Eddie Barnes
Eddie is Director of Our Scottish Future
Scottish Labour conference this week will naturally focus on the upcoming general election. But the party’s chances of success in Scotland in the coming months depends on whether it can juggle not just one, but two forthcoming votes. Westminster 2024 and Holyrood 2026 are both priorities for the party in Scotland. This week, the party needs to show it can grapple with the challenges that come with running two election campaigns at the same time.
Rightly, over the coming few months, this year’s vote will take precedence. Scottish gains are needed to ensure a UK Labour majority. That UK victory is necessary to show Scotland that change within the UK is possible. Failing to beat a bedraggled Conservative party across the UK would be a disaster for its credibility north of the border. So all hands must be put to the Westminster pump.
The core challenge Scottish Labour faces, however, is ensuring that this necessary focus doesn’t turn Holyrood 2026 into an afterthought. It’s too important for that. 2026 will show whether Labour is back in Scotland. It’s the biggest chance it’ll ever have to remove the SNP from government. Given all that, the party therefore needs to show this week that it can run what might be termed a Twin Peaks strategy. As it begins the assault on the first summit, it needs to keep one eye on the mountain that will need climbing immediately after.

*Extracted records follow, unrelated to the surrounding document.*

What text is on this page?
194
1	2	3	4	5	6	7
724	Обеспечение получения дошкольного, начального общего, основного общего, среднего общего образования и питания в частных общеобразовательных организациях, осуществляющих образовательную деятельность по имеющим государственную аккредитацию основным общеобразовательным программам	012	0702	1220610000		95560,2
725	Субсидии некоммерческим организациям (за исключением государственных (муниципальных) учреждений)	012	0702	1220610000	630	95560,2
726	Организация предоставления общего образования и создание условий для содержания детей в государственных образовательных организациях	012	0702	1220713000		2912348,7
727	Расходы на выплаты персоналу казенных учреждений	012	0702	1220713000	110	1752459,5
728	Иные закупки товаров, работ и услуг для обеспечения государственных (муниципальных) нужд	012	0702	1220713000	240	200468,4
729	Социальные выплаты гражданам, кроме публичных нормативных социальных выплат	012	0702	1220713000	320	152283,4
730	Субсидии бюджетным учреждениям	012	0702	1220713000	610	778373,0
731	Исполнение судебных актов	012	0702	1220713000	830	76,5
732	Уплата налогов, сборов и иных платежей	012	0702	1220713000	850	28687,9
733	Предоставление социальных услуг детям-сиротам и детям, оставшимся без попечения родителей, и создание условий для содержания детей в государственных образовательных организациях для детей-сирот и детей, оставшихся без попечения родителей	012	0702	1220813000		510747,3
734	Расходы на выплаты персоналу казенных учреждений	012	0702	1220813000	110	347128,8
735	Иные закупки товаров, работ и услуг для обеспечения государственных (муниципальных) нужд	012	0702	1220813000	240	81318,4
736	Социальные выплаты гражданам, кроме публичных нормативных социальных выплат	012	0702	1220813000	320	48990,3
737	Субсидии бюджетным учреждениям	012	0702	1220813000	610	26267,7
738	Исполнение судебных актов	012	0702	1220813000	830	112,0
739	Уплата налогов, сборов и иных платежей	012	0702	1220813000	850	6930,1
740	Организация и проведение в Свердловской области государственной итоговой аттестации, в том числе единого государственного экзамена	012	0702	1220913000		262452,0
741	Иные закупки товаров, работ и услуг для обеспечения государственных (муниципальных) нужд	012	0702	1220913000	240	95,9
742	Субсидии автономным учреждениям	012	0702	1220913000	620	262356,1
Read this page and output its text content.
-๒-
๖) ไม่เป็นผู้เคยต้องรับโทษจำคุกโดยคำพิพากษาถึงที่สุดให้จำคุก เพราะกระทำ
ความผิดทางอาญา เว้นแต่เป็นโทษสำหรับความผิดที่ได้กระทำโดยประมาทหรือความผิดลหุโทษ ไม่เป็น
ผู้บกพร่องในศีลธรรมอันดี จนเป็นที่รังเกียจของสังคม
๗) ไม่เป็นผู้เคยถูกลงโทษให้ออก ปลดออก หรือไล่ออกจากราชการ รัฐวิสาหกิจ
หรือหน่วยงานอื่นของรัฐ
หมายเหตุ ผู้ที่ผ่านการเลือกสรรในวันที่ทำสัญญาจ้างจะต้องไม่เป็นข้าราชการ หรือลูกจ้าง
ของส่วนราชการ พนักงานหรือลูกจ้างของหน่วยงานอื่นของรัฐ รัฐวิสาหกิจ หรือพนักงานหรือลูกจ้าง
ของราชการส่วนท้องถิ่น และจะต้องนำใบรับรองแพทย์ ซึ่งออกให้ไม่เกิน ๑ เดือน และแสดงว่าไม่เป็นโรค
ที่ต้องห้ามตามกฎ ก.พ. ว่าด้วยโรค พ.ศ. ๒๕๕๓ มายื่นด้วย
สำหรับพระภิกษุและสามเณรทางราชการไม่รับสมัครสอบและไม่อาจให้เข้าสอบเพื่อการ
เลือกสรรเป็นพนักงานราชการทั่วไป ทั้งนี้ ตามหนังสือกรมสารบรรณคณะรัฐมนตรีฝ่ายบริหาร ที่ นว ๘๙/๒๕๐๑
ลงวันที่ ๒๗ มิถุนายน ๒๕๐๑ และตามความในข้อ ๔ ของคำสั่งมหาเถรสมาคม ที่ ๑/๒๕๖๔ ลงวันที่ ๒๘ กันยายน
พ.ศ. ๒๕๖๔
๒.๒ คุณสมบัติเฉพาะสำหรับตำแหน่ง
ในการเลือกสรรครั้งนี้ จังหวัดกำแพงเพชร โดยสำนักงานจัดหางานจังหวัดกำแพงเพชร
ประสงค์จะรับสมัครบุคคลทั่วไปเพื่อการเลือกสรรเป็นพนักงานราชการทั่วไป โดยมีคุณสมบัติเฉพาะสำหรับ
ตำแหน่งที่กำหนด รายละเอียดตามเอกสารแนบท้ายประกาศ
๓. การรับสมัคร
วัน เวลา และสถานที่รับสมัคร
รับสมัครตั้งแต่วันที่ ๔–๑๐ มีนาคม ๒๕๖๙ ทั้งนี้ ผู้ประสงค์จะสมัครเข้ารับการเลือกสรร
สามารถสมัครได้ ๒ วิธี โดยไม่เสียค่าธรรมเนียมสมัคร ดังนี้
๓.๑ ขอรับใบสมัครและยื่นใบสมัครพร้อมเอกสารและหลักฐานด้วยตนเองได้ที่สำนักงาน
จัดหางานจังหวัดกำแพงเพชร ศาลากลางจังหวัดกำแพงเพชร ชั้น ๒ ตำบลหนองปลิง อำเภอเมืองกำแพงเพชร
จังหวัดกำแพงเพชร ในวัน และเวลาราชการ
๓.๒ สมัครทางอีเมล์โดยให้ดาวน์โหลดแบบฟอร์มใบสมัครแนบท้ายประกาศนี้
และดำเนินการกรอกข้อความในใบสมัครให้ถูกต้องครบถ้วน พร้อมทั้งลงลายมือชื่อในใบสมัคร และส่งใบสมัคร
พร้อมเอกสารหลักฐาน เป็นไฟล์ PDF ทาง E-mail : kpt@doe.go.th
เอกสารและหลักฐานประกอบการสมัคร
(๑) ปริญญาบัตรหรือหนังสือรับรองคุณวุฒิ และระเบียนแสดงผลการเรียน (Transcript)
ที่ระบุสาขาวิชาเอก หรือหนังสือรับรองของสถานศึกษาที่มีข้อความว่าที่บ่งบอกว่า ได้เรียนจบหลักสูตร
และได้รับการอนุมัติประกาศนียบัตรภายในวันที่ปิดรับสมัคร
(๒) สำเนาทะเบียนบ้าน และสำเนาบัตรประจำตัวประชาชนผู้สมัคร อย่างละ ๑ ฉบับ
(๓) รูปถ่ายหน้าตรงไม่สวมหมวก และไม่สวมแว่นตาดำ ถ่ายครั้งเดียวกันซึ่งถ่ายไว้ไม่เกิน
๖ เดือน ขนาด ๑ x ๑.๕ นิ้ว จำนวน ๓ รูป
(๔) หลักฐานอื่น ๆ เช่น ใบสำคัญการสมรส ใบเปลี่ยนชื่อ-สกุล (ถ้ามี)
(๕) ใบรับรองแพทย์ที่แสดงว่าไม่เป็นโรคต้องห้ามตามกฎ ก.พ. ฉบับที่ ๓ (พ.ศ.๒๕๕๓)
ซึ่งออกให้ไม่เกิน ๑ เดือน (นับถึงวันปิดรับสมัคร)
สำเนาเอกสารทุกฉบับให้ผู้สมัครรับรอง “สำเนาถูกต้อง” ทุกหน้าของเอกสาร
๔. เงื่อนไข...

It’s easy to imagine how this focus on 2026 could be lost. Before the election that will be because of the Westminster campaign. After it, if Labour does get into government, it’s because attention will quickly turn elsewhere. Starmer will need to focus on governing. Numerous events and crises will emerge. The danger is that the politics of Scotland gets forgotten. Nationalist strategists (who have a much better insight into Whitehall’s workings that do most of us) have already begun war-gaming this out. By 2026, they don’t think Starmer will have made much difference in Scotland. They think they can capitalise on a sense of disappointment. You can already script it out: “You gave Labour your vote in 2024. But they’ve done nothing. We told you they weren’t any different to the Tories, didn’t we? Vote SNP in 2026.”
In an interview with Chris Deerin at the New Statesman this week, Anas Sarwar showed just how aware he is of this risk. “I want and need to be going into a 2026 election in the midterm of a popular Labour government, not an unpopular one,” he told Deerin. “No one’s expecting us to fix everything in the first two years, UK-wide – they know there’s a lot of damage to repair. But in that two-year period we have to start demonstrating the direction of what that change means and hopefully people start to feel the benefits, whether that be in their bills, their pay packet, working conditions or indeed the confidence of people to invest in Scotland and the UK so we start getting our growth up.”
What he didn’t say (perhaps Anas is too polite) is just how much Starmer will need him to win too. A Labour victory in Scotland in 2026 would cement Starmer’s leadership. It would give him the chance to develop Labour policies across the UK. By contrast, if the SNP were to get back, a weakened Starmer administration would have to spend its remaining time in office answering questions about “indyref2”. It’s a scenario he would be wise to avoid.
In short, it’s in both Sarwar and Starmer’s interests to make sure a Twin Peaks strategy is agreed. For both, it’s essential ground. Doing so, however, requires some hard commitments to be made.
Firstly, Team Starmer needs to set out the quick wins that a Labour UK Government will deliver in Scotland in advance of May 2026. They need to be Scottish-specific and meaningful. No “I love Scotland, me” gimmicks please. Team Starmer needs to provide tangible evidence that Labour is delivering.
Longer-term, the Scottish and UK shadow teams need to draft the joint policy platform they’d like to deliver in government together. How the Scottish-based GB Energy will work; how health digitisation can operate on a UK wide footing; how the Scottish and UK benefits systems can operate more effectively together; how a life science strategy can be delivered on a proper “four nations” basis – to name but four. Labour needs to show that real and lasting change in the 2030s comes through cooperation across government. It needs to show how the SNP is a block to that. Its concept of “mission-led” government should help here. If the idea is to crowd in efforts from across government and industry, surely the mission should also include the governments in Edinburgh, Cardiff and Belfast too? We shall see.
Politics moves at a frightening pace. If Labour wins in 2024 – and wants to win in 2026 too – it will need to demonstrate in hour one, day one, week one, and month one that it is offering Scotland the real and lasting change it desires. This weekend, Labour will be focussing on the first of its electoral peaks. If Sir Keir hopes to go down in history as the Prime Minister who beat the SNP and strengthened the UK, he needs to show he’s prepared to devote the political capital and the attention to scale the second peak too.